Programda konuşan Samsun Valisi Osman Kaymak, Türkiye’nin deprem bölgesi olduğuna dikkat çekti. 1999 Gölcük depreminde kendisinin 6 ay süreyle Kocaeli’de görev yaptığını hatırlatan Vali Kaymak, “Deprem uzmanlarının söylediği bir söz var. ‘Deprem öldürmez bina öldürür’. O anlamda Türkiye depremlere karşı alınacak tedbirler konusunda deprem öncesi sırası ve sonrasında tecrübeye ulaştı. Şu an bizim AFAD Müdürlüğümüz, acil durum merkezlerimiz, illerdeki teşkilatlarımız, Kızılayımız ve diğer teşkilatlarımız dünyanın değişik ülkelerinde depremlere müdahale konusunda tecrübeye ulaştı” dedi.
“Samsun deprem bölgesi”
Depremin ne zaman olacağının bilenemediğini ifade eden Vali Kaymak, “Uzmanlar tarafından en kestirme 3-5 dakika öncesine kadar bulunabileceğini söyleniyor. Ama kesin olarak ne zaman olacağı bilenemediği için depremlere hazır olmamız lazım. 1999 depreminden sonra yapılan binalarda çok şükür büyük sıkıntımız olmadı. İstanbul’da da 5 yıl görev yaptım. Orada şöyle bir tespit yapılıyor. ‘Var olan bina stokunun yüzde 40-50’si eski ve ruhsatsız ve 1999 depremi öncesi yapılan binalar’. Büyük bir İstanbul depreminde çok sayıda vatandaşımızın hayatını kaybedeceği senaryolarını gazetelerde okuyoruz. Samsun da aslında deprem bölgesi. Ladik-Amasya- Erzincan’dan gelen Kuzey Anadolu Fay Hattı ciddi bir risk taşıyan bölge. Çocuklarımızı, gençlerimizi deprem konusunda bilinçlendirmemiz lazım. İmar mevzuatının çok iyi çalışması lazım. Deprem olan yerlerde kamu binalarının da çöktüğüne şahit olduk. Kamu binalarının da kesinlikle standartlara uymalıyız. Bu konuda gerek belediyelerimiz gerek çevre ve şehircilikteki ilgili kurumlar deprem hassasiyeti içerisinde olmamız lazım” diye konuştu.

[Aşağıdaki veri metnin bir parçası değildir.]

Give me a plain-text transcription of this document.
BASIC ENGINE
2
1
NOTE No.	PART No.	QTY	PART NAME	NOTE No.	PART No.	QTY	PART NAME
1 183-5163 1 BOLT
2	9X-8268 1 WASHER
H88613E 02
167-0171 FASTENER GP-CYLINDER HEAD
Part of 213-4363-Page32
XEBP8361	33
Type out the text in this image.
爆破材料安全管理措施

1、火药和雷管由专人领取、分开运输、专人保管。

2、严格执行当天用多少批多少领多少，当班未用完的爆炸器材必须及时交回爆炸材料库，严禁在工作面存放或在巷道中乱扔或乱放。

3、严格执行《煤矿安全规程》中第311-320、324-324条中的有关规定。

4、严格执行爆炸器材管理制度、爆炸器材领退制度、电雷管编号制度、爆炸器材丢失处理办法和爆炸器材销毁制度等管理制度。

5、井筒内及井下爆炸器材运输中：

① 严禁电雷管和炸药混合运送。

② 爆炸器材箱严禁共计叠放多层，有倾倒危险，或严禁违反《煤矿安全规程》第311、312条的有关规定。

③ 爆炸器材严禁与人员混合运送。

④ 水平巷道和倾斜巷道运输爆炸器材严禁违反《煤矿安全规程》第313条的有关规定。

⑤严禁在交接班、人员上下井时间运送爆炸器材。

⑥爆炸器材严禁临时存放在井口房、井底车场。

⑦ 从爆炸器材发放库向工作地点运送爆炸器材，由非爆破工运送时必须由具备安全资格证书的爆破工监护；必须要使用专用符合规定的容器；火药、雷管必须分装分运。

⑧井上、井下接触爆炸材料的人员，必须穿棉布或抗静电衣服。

“DASK’ın yapılması önemli”
Deprem öncesi tedbirler konusunda hala bilinçli olmadıklarını belirten Vali Kaymak, “Şunu hep anlatıyoruz: İnsanlar bina alırken içine, döşemesine bakıyor ama binanın kolonunu, temelini, kirşini araştırmıyor. Bu bilinç oluştuktan sonra bu konuda dünyaya örnek oluruz. DASK denilen deprem sigortasını maalesef Türkiye’de oturtamadık. Bu konuda vatandaşlara sesleniyorum. Lütfen binanızı sigortalayın. Çağımız maalesef sigorta dönemi. Ayda 50-100 lira ödeyerek 100 bin, 500 bin, 1 milyonluk evlerinizi sigortalayabilirsiniz. Deprem olması halinde devletten bir şey beklemeden binanızı alabilirsiniz. Maalesef devletimizin geleneği ile vatandaş ‘nasıl olsa devlet yapacak’ anlayışıyla DASK’a yönelmiyor. DASK’ın yapılması önemli. Her kurum bu konuda kendi vazifesini yapması lazım” şeklinde konuştu.
Vali Kaymak’ın konuşmasının ardından AFAD İl Müdürlüğü Jeofizik Yüksek Mühendisi Aytek Ersan sunum gerçekleştirdi. Programa ayrıca, Garnizon Komutanı Topçu Albay Recep Ali Üstün, Ondokuz Mayıs Üniversitesi Rektörü Prof. Dr. Sait Bilgiç, İl Emniyet Müdürü Vedat Yavuz ve kurum müdürleri katıldı.